Ты знаешь, Он не Добрый Пастырь! Я дик и, может быть, лукав, я ночью чую слишком часто дурман неукротимых трав. Я тонкую кору подрезал, чтоб выпить сок горячий и телесный, я тронул черное железо опавшего пустого леса. Падал я, глядя на желтые тучи, как им завидовал я! Веру в Него я мучил, как мальчик воробья.
Но Он в минуту заката мне дал вино тоски и тьмы, такое крепкое, что, выпив, я заплакал и вспомнил серые глаза Фомы.

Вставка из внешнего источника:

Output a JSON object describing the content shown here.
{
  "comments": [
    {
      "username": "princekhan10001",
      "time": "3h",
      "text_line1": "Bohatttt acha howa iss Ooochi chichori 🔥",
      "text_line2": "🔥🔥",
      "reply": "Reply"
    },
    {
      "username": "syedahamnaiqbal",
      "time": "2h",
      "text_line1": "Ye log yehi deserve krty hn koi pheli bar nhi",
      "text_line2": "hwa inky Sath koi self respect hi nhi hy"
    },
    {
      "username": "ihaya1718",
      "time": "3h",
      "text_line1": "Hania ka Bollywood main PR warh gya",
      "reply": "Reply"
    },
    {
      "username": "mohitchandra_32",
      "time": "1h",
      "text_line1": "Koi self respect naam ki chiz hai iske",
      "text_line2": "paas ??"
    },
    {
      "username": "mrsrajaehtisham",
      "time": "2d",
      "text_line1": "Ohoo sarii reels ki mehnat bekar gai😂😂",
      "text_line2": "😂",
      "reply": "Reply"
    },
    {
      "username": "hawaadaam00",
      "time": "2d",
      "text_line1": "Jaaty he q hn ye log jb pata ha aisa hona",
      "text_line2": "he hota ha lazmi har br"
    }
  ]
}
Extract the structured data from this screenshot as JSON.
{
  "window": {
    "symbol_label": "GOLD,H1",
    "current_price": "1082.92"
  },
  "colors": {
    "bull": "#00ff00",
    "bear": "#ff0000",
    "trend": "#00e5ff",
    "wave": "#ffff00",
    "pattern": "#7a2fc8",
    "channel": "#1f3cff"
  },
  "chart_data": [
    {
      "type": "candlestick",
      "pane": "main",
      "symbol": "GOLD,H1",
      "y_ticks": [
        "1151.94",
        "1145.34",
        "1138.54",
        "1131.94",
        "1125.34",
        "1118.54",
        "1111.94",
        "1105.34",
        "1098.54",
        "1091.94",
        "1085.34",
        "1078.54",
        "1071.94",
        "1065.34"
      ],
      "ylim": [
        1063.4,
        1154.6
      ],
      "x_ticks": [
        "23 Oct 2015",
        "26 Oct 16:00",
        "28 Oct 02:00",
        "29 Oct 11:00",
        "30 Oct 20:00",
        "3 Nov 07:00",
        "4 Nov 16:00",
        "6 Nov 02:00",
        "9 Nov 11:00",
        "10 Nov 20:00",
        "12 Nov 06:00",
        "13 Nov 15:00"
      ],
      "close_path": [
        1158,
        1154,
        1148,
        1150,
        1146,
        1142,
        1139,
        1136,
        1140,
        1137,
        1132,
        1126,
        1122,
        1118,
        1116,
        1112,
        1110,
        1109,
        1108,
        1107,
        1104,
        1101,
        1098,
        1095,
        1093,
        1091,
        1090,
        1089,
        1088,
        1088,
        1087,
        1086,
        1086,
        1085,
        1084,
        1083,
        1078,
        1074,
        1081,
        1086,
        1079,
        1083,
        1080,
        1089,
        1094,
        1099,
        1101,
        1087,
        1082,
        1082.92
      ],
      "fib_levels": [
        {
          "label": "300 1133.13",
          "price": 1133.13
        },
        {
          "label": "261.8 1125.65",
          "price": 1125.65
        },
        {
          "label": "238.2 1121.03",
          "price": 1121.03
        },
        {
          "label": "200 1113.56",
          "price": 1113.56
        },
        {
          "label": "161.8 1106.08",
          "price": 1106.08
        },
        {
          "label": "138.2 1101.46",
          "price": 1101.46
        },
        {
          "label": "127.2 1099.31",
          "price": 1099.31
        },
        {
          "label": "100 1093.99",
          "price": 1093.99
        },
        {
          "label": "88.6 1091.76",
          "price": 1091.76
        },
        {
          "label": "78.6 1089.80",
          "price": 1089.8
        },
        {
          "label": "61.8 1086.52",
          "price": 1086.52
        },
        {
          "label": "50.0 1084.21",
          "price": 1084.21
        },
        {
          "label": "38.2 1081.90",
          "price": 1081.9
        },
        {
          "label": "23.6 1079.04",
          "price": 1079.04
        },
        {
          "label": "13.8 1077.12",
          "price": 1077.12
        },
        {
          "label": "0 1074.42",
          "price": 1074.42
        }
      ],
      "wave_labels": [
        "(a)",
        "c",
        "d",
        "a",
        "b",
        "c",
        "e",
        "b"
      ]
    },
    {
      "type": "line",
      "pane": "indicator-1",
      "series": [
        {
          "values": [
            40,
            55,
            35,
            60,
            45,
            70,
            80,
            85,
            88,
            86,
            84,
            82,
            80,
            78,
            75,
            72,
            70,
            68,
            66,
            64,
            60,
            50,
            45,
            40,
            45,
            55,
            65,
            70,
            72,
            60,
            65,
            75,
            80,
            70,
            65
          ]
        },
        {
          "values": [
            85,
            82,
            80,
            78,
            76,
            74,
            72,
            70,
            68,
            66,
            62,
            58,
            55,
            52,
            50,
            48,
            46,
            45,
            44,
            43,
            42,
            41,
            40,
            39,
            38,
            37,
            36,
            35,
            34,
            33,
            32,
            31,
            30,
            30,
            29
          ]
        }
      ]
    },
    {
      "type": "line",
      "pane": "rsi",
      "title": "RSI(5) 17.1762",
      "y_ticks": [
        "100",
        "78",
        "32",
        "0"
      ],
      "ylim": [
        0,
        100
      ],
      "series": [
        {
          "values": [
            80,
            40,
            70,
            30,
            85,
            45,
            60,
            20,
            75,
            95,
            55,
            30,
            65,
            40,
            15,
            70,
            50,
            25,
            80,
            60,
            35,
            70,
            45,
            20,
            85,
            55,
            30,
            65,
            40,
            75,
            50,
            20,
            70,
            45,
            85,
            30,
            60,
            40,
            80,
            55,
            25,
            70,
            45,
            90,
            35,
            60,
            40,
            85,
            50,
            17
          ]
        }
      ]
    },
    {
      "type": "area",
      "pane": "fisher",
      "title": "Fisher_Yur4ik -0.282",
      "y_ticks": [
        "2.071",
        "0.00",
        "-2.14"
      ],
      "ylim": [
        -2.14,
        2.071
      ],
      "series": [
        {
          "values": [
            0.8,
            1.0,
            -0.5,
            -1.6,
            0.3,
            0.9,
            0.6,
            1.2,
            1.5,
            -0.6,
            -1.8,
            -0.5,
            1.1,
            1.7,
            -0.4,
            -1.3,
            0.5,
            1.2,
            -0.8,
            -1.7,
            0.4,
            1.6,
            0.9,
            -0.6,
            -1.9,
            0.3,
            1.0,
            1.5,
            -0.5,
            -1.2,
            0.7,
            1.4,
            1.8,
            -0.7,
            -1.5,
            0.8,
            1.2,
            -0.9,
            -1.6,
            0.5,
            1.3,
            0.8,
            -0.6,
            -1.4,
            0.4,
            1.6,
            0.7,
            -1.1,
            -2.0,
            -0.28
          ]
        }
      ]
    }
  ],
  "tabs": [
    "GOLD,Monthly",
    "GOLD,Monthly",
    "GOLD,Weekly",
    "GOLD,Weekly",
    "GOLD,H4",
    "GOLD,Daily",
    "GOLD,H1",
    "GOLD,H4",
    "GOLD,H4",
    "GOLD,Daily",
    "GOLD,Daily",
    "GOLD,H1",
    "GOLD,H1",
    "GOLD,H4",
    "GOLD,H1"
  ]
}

Между январем и мартом 1914
Есть жизни, точно тонкие тропинки,
Они скрываются средь зелени густой,
Отравленные синей дымкой
И ускользающей мечтой.
Но жизнь моя — просторная дорога,
Она от пыли белая, она — навек.
Ты долго шел? Но дней у бога много!
И где привал? И где ночлег?
Еще давно, еще вначале,
Когда кусты мою дорогу прикрывали,
Когда казалось, что идти недалеко,
А если далеко, то так легко, —
Мне встретилась простая женщина.
Такая светлая и незаметная, как все,
Но птицы вдалеке звенели — легкие
бубенчики,
И было всё в росе.
Она мне отдала свое большое сердце,
Тяжелое, как все сердца.
Отдав его, закуталась в туман, померкла.
Но этот груз мне сладок до конца.
Она мне отдала свое большое сердце,
Тяжелое, как все сердца.
Март 1914
42. «Я сегодня вспомнил о смерти…»
Я сегодня вспомнил о смерти,
Вспомнил так, читая, невзначай.
И запрыгало сердце,
Как маленький попугай.
Прыгая, хлопает крыльями на шесте,
Клюет какие-то горькие зерна
И кричит: «Не могу! Не могу!
Если это должно быть так скоро —
Я не могу!»
О, я лгал тебе прежде, —
Даже самое синее небо
Мне никогда не заменит
Больного февральского снега.
Гонец, ты с недобрым послан!
Заблудись, подожди, не спеши!
Божье слово слишком тяжелая роскошь,
И оно не для всякой души.
Май 1914
43. «На холму унынье и вереск…»
На холму унынье и вереск,
И пастух на холму задремал.
Я знаю, ты не поверишь,
До чего я идти устал.
Рога окунули коровы
В красное море и спят.
Куда идти мне снова,
Когда потухает закат?
Где-то бубенчик звякнул,
Такой убитый.
Залаяла собака,
И снова всё тихо…
И если ты белый месяц увидишь —
Его не увидит пастух на холму.
И если споешь ты о прежней обиде —
Я песни твоей не пойму.
Июнь 1914
Доходил смердящий ветер
И по улицам носил дитя потерянное.
И стучали тихие калеки
Деревом.
Господень ларь, уныл и дымчат,
Стоял расщепленный, как дуб,
Лишь обратив на запад стылый и пустынный
Последний суд.
И семь птенцов, голодные, взлетали,
В ночи не видя ясного лица,
На грозный и сулящий палец
Окаменелого творца.
Пришла ко мне ты, тяжкая, нагая,
Спросить, готов ли я.
Готов!
Но погоди! Ты слышишь — это плачет Каин
Над пеплом жертвенных даров.
Декабрь 1914
45. «Если б сегодня пророк пришел…»
Если б сегодня пророк пришел,
Я забыл бы о трудной свободе, —
Как некий сказочный волк,
Я лизал бы его благодатные ноги.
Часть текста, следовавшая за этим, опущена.